AL 8

78 17 0
                                    

Shasa duduk bersandar di atas tempat tidurnya. Ia menatap hampa jari manis kirinya. Tersemat cincin pengikat dari Aji sejak hampir setahun ini.

Shasa bertemu Aji tanpa sengaja di sebuah kafe yang baru launching di kota Sukabumi. Mereka iseng berkunjung ke kafe tersebut karena tempat itu menawarkan promo grand opening yang menarik.

Pertemuan pertama ternyata membekas untuk Aji. Ia pun berusaha mencari tahu kontak Shasa. Dan saat ia mendapatkan contact person Shasa, segera ia menghubungi gadis itu.

Perkenalan berlanjut kedekatan. Sampai akhirnya Aji mengungkapkan perasaannya kepada Shasa. Shasa yang merasa nyaman dan juga menyimpan rasa jelas tidak menolak. Akhir kata mereka pun menjalin hubungan.

Tepat satu tahun mereka berhubungan, Aji tiba-tiba menyematkan cincin pengikat antara dirinya dan Shasa. Setelah memastikan Shasa menerima cincinnya itu, baru sebuah acara tukar cincin digelar di depan keluarga besar juga para sahabat.

Jika dulu Aji begitu bangga dengan kehadiran Shasa di sampingnya, tidak dengan saat ini. Dulu jika ada undangan ke resepsi pernikahan teman Aji, baik teman sekolah, kuliah atau kantor, Shasa pasti diajak ikut serta guna mendampingi dirinya. Tapi sekarang, Aji lebih nyaman pergi ke acara seperti itu seorang diri atau mengajak Doni.

Dulu Aji begitu sering mengajak Shasa bertemu dan berkumpul dengan keluarganya tapi sekarang Aji mulai jarang mengajak Shasa dalam acara kumpul keluarga. 

Dulu jika hendak kumpul dengan teman-temannya, Aji selalu izin bahkan mengajak. Kini jangankan mengajak atau meminta izin, memberitahu pun tidak.

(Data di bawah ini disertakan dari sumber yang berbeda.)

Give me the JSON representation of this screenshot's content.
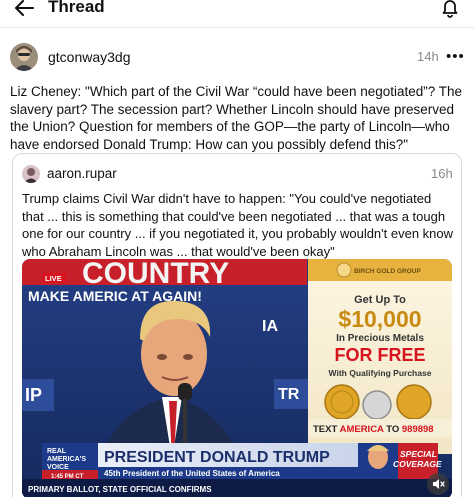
{
  "header": {
    "title": "Thread",
    "back_icon": "arrow-left-icon",
    "notifications_icon": "bell-icon"
  },
  "post": {
    "username": "gtconway3dg",
    "timestamp": "14h",
    "more_label": "•••",
    "text": "Liz Cheney: \"Which part of the Civil War “could have been negotiated”? The slavery part? The secession part?  Whether Lincoln should have preserved the Union? Question for members of the GOP—the party of Lincoln—who have endorsed Donald Trump: How can you possibly defend this?\""
  },
  "quoted_post": {
    "username": "aaron.rupar",
    "timestamp": "16h",
    "text": "Trump claims Civil War didn't have to happen: \"You could've negotiated that ... this is something that could've been negotiated ... that was a tough one for our country ... if you negotiated it, you probably wouldn't even know who Abraham Lincoln was ... that would've been okay\"",
    "video": {
      "backdrop_top": "COUNTRY",
      "backdrop_slogan": "MAKE AMERIC      AT AGAIN!",
      "backdrop_ia": "IA",
      "backdrop_left": "IP",
      "backdrop_right": "TR",
      "live_badge": "LIVE",
      "ad": {
        "brand": "BIRCH GOLD GROUP",
        "line1": "Get Up To",
        "amount": "$10,000",
        "line2": "In Precious Metals",
        "line3": "FOR FREE",
        "line4": "With Qualifying Purchase",
        "text_prompt": "TEXT",
        "text_keyword": "AMERICA",
        "text_to": "TO",
        "text_number": "989898"
      },
      "chyron": {
        "network_line1": "REAL",
        "network_line2": "AMERICA'S",
        "network_line3": "VOICE",
        "time": "1:45 PM CT",
        "headline": "PRESIDENT DONALD TRUMP",
        "subtitle": "45th President of the United States of America",
        "ticker": "PRIMARY BALLOT, STATE OFFICIAL CONFIRMS",
        "special_line1": "SPECIAL",
        "special_line2": "COVERAGE"
      },
      "sound_icon": "mute-speaker-icon"
    }
  },
  "colors": {
    "background": "#ffffff",
    "text": "#111111",
    "muted": "#888888",
    "border": "#d9d9d9",
    "video_blue": "#1f3e83",
    "banner_red": "#c8202a",
    "ad_gold": "#e8b23e"
  }
}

Aji kenapa ya?! Gumam Shasa.

Shasa lalu mengeluarkan cermin lipatnya dari dalam tas. Ia tatap wajahnya melalui pantulan cermin tersebut.

Aku jelek gitu sekarang?! Sampai Aji malas bawa-bawa aku?! Ujarnya pelan, insecure.

Alih-alih rendah diri, Shasa malah bertekad memperbaiki penampilan. Ia mulai sibuk mencari cara glow up di internet.

Biar Aji nggak malu punya aku. Batinnya.

***

"Ini yang sakit... Gimana sekarang?" Tanya Doni pada Bhima yang sore ini menghampiri dirinya juga Aji.

"Masih sih lemes. Tapi demamnya udah nggak. Makanya maksain masuk. Nggak enak."

"Padahal istirahat dulu aja, Bhim." Ujar Aji.

"Iya, Bhim. Si bos masa iya nggak ngerti?!" Timpal Doni.

"Nggak apa-apa. Tadi gue masuk pagi. Bentar lagi juga balik."

"Ehh padahal sakit tipus mah katanya bagus pake air cacing." Tutur Aji.

"Lu yang bener aja kalau ngasih saran." Sambar Doni.

"Beneran, kata orang-orang mah lumayan ampuh." Aji tidak mau kalah.

"Iya kemarin udah minum." Sahut Bhima.

"Serius, Bhim?" Tanya Doni cepat. Bhima mengangguk. "Gimana rasanya?"

"Gue dapat yang tawar. Kayak air mineral aja."

"Ohh yang di kemasan botol gitu ya?!" Aji memastikan.

"Iya." Angguk Bhima.

"Dapat dari mana lu?" Tanya Doni.

"Dikasih."

"Ohh...." Doni akhirnya manggut-manggut.

Beruntung keingintahuan Doni tidak berlanjut. Karena makanan ringan mereka sudah datang diantar pramusaji.